第一天, 我已经接受了成为一个少女的现实。
第二天,
第三天, 我已经接受了即将从少女毕业变成年轻的母亲之现实。
第四天,
第五天, 我已经接受了大魔女“时命”给我安排的命运了,作为勇者的妈妈,我将亲自孕育并分娩出勇者宝宝的现实。
第六天,
至于挨肏,挨骨龙的肏,被骨龙抱在天上肏。这种无聊的事情我早在第一天下午就已经全盘接受了。毕竟就算不接受,我也无法改变自己正在被一头骨龙抱在天上肏的现实,再而到第二天,我便已经开始随着挨肏的频率摇晃起屁股来享受这种奇妙的交媾体验。古语有云,无法抗拒,那就享受……

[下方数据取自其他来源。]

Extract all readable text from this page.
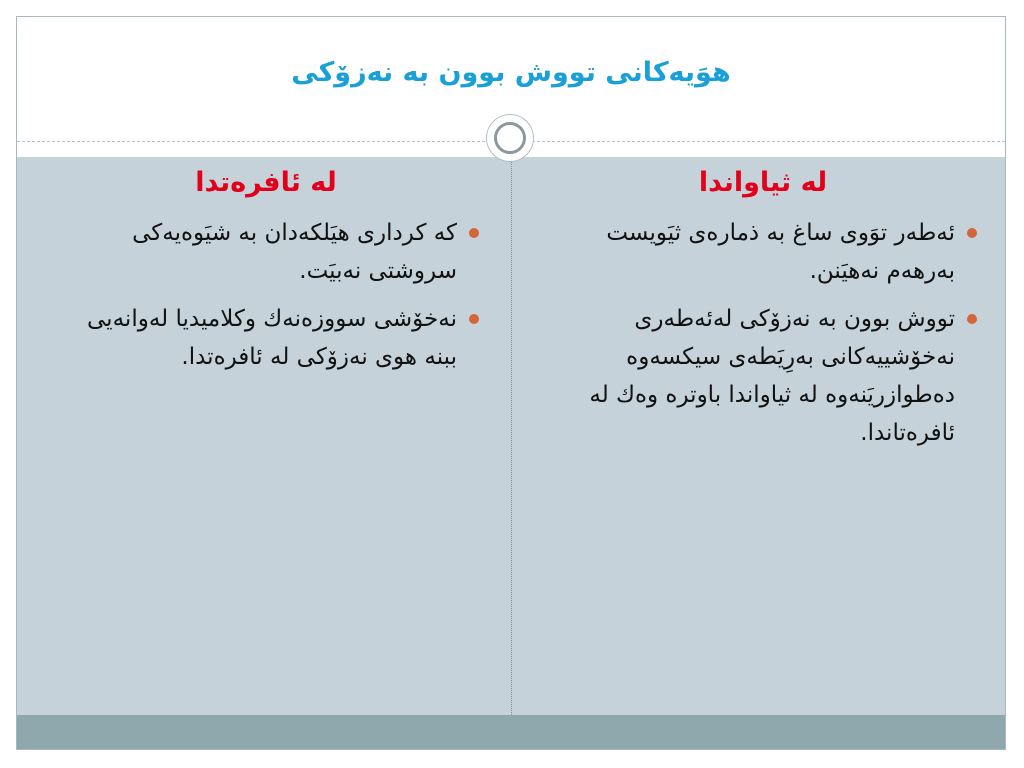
هوَیەكانی تووش بوون بە نەزۆكی
لە ثیاواندا
ئەطەر توَوی ساغ بە ذمارەی ثیَویست بەرهەم نەهیَنن.
تووش بوون بە نەزۆكی لەئەطەری نەخۆشییەكانی بەرِیَطەی سیكسەوە دەطوازریَنەوە لە ثیاواندا باوترە وەك لە ئافرەتاندا.
لە ئافرەتدا
كە كرداری هیَلكەدان بە شیَوەیەكی سروشتی نەبیَت.
نەخۆشی سووزەنەك وكلامیدیا لەوانەیی ببنە هوی نەزۆكی لە ئافرەتدا.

为什么,我的节操如此之低?大概是因为我想见到自己的妈妈和妹妹,无论如何,我都要。如果没有玫铃丢给我的这根胡萝卜,我大概很早很早就放弃了。第一个任务是离开新手村,奖励是和妈妈挪乐安与妹妹挪萝安的淫纹通讯,至于天空,天空也是新手村。只要我能挨完这顿肏而脚尖着地,我这个任务就算是完成了。
「可…以…」
索伦的声音自骨龙那处处是漏洞的口腔中冒了出来。
……
【这个世界被叫做边境地狱,自然是有其道理的。这里是地狱,却也是地狱和深渊的交界地,换句话说,这里是“交界地”,咳咳,串味了,串味了。】
「哟,你醒了?手术很成功,玫铃,你现在是我的子宫了。」
见自己的“子宫灵”玫铃刚醒,却又开始旁白起来,挨肏的我索性打趣道。
【是,我很荣幸成为圣女殿下的子宫。】
「草…呃….话说…玫铃,某种程度而言,你现在应该,也是和我一样,对吗?」
我向自己的子宫灵示意她现在也是被肏。
【对,但我很荣幸以圣女之脏器的身份与殿下同甘。】
「草,好不要脸…玫铃…还是…聊一聊这个世界吧。」
……
【这里是边狱,所以这里严格上来说是地狱,但这里是地狱的边境,因而这里也有深渊的侵蚀。地狱的魔鬼、深渊的恶魔会在这篇大地上厮杀。偶尔,凡人世界的冒险者们也会出现在这里。当然,这些人啊、精灵啊什么的,更常见于这里的奴隶市场与魅魔妓院中。】
「那这个世界有点不太友善啊。」
【是吧,所以那位给殿下您的主线任务也就是收集稀奇古怪的优质精子,再而生足够多的勇者,然后作为她们妈妈的你,凭借宝宝们的力量一统边狱,成为魔后,最后你就能离开这个世界了。】
「草,我都成了魔后,那我还离开这里做甚么。不建立个大一统地狱王朝夜夜笙歌,享乐至死,雇一万个男宠建立酒池肉林……等等…不对,不对,还是要女宠的,男宠只能解决我现在的这个身体的生理需求,只有女宠才能满足我的性欲。」
【可以是可以,不过殿下不想见到自己的妈妈和妹妹?】
「欸,呃?」
被自己的子宫灵点到了自己差点都忘掉的最重要之事,稍作权衡后,我果断放弃了当继续当魔后了。
【不过,到也不是不可以,按那位的意思,您后面随时随地都能回来就是。】
「噢噢,这可还行。」
……
……
「咿~」
第四天的下午,挪萝乐在边狱的硫磺色天空中迎来了自己的九十九次高空高潮。
「呼…唔…」
从高潮的余韵中缓过神来的我,做起了深呼吸。
「喂…骨头…架子…你…行不行啊…你…是不是…前列腺…出毛病了…射不出来?」
春水已泄,阳精却还没尝到,我能感受到自己子宫的落寞与饥渴。当然,是我生理意义上的那块名为子宫的肉袋,而并非是子宫灵玫铃,后者本质上还是一个凭依在我的子宫上的存在,而她,她现在正在呼呼大睡,丝毫没有那种睡在一个“地震”的房子里的那种恐慌感,一点也不怕自己睡着的“地震带”屋子突然泛“海啸”恶臭的白浊色精虫海水倒灌进屋子里。